Prevention of 1-methyl-4-phenylpyridinium- and 6-hydroxydopamine-induced nitration of tyrosine hydroxylase and neurotoxicity by EUK-134, a superoxide dismutase and catalase mimetic, in cultured dopaminergic neurons

Oxidative stress has been implicated in the selective degeneration of dopaminergic (DAergic) neurons in Parkinson’s disease (PD). In this study, we tested the efficacy of EUK-134, a superoxide dismutase (SOD) and catalase mimetic, on the nitration of tyrosine hydroxylase (TH), a marker of oxidative stress, and neurotoxicity produced by 1-methyl-4-phenylpyridinium (MPP +) and 6-hydroxydopamine (6-OHDA) in primary DAergic neuron cultures. Exposure of cultures to 10 μM MPP + reduced dopamine (DA) uptake and the number of tyrosine hydroxylase immunoreactive (THir) neurons to 56 and 52% of control, while exposure to 30 μM 6-OHDA reduced DA uptake and the number of THir neurons to 58 and 59% of control, respectively. Pretreatment of cultures with 0.5 μM EUK-134 completely protected DAergic neurons against MPP +- and 6-OHDA-induced neurotoxicity.
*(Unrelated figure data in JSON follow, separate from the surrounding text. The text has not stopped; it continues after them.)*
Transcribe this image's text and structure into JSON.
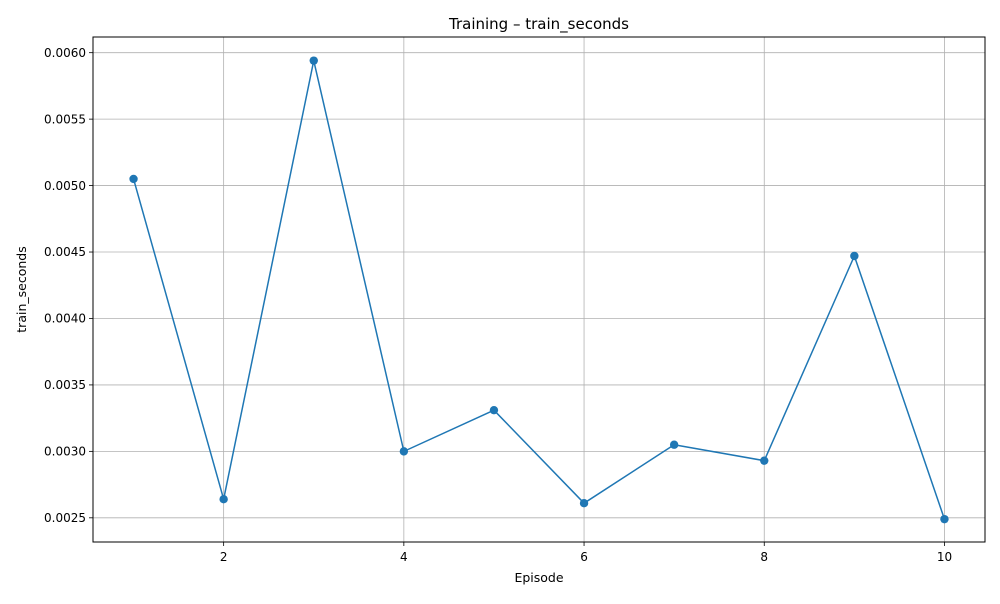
{
  "chart_data": {
    "type": "line",
    "title": "Training – train_seconds",
    "xlabel": "Episode",
    "ylabel": "train_seconds",
    "xlim": [
      0.55,
      10.45
    ],
    "ylim": [
      0.002318,
      0.006118
    ],
    "xticks": [
      2,
      4,
      6,
      8,
      10
    ],
    "xtick_labels": [
      "2",
      "4",
      "6",
      "8",
      "10"
    ],
    "yticks": [
      0.0025,
      0.003,
      0.0035,
      0.004,
      0.0045,
      0.005,
      0.0055,
      0.006
    ],
    "ytick_labels": [
      "0.0025",
      "0.0030",
      "0.0035",
      "0.0040",
      "0.0045",
      "0.0050",
      "0.0055",
      "0.0060"
    ],
    "grid": true,
    "series": [
      {
        "color": "#1f77b4",
        "marker": "circle",
        "x": [
          1,
          2,
          3,
          4,
          5,
          6,
          7,
          8,
          9,
          10
        ],
        "y": [
          0.00505,
          0.00264,
          0.00594,
          0.003,
          0.00331,
          0.00261,
          0.00305,
          0.00293,
          0.00447,
          0.00249
        ]
      }
    ]
  }
}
Exposure of primary neuron cultures to either MPP + or 6-OHDA produced nitration of tyrosine residues in TH. Pretreatment of cultures with 0.5 μM EUK-134 completely prevented MPP +- or 6-OHDA-induced nitration of tyrosine residues in TH. Taken together, these results support the idea that reactive oxygen species (ROS) are critically involved in MPP +- and 6-OHDA-induced neurotoxicity and suggest a potential therapeutic role for synthetic catalytic scavengers of ROS, such as EUK-134, in the treatment of PD.